In the driving method of the liquid crystal display according to the second embodiment of the present invention, as shown in Figs. 3A and 3B, 1 x 4 pixels (four pixels adjacent in the horizontal direction as one block) are converted into one dot. The data voltage is applied so that the polarity of the data voltage between adjacent dots is reversed in all directions of up, down, left and right. In the next frame, the polarity of each dot is opposite to that of the previous frame.

That is, in the first frame, the odd-numbered block data lines (S1 + S2 + S3 + S4, S9 + S10 + S11 + S12, ...) with four adjacent pixels as one block when driving the odd-numbered gate lines are A data voltage of positive polarity is applied and a data voltage of negative polarity is applied to even-numbered block data lines S5 + S6 + S7 + S8,... The odd-numbered block data lines (S1 + S2 + S3 + S4, S9 + S10 + S11 + S12, ...) are applied with a negative polarity data voltage and the even-numbered block data lines when driving the even-numbered gate lines. A data voltage of positive polarity is applied to (S5 + S6 + S7 + S8, ...).

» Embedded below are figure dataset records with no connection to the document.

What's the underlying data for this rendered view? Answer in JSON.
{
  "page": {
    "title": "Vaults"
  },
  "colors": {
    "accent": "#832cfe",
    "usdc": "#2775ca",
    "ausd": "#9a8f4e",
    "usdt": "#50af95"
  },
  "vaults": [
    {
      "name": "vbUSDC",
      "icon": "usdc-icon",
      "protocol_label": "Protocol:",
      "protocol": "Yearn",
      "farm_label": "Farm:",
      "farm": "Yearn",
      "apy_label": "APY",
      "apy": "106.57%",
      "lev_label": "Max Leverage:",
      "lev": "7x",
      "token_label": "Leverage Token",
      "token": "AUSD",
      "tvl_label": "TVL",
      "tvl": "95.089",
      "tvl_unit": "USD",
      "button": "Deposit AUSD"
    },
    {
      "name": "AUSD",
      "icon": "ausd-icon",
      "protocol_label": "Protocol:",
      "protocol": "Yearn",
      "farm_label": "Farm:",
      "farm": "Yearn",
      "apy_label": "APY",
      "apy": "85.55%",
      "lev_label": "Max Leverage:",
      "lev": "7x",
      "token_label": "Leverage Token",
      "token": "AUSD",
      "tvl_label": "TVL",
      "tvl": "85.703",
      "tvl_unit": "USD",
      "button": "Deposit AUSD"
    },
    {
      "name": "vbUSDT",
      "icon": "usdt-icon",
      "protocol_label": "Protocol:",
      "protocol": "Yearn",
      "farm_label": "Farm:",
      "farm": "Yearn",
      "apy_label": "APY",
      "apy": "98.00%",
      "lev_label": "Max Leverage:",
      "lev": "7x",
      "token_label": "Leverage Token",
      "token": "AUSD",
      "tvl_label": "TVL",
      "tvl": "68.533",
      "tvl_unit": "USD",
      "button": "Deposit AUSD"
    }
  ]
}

In the second frame, the odd-numbered block data lines (S1 + S2 + S3 + S4, S9 + S10 + S11 + S12, ...) are applied with a negative polarity data voltage when driving the odd-numbered gate lines. The data voltage of positive polarity is applied to the first block data line S5 + S6 + S7 + S8, .... When driving the even gate line, the odd block data lines S1 + S2, S5 + S6, ... are applied with the positive polarity data voltage and the even block data lines S3 + S4, S7 + S8. , 0 ...) are supplied with a negative data voltage.

In addition, even when the liquid crystal display device is driven by the dot inversion driving method described above with k pixels (three to half of the entire data lines) adjacent in the horizontal direction, the window background of the note book PC is dots. Even in the form of a pattern, the flicker phenomenon can be suppressed.

As described above, the driving method of the liquid crystal display device of the present invention has the following effects.

That is, even when the window background of the note book PC is in the form of a dot pattern, a plurality of adjacent pixels such as 1 × 2 or 1 × 4 are used as one block, and the data voltages having different polarities are different from the blocks in the vertical direction of each block. Since it is applied, the flicker phenomenon can be prevented by avoiding the phenomenon which matches each other.

Claims (4)

A method of driving a liquid crystal display device comprising applying a data voltage such that polarities of data voltages between adjacent blocks are reversed in all directions in up, down, left, and right directions with a plurality of pixels adjacent in the horizontal direction as one block. The method of claim 1, A method of driving a liquid crystal display device comprising two pixels adjacent in a horizontal direction as one block. The method of claim 1, A method of driving a liquid crystal display device comprising four pixels adjacent in a horizontal direction as one block. Applying a data voltage such that polarities of data voltages between adjacent blocks are reversed in all directions in up, down, left, and right directions with a plurality of pixels adjacent in the horizontal direction as one block in the first frame; And applying a polarity in which the polarity of each block is opposite to that of the first frame in the second frame.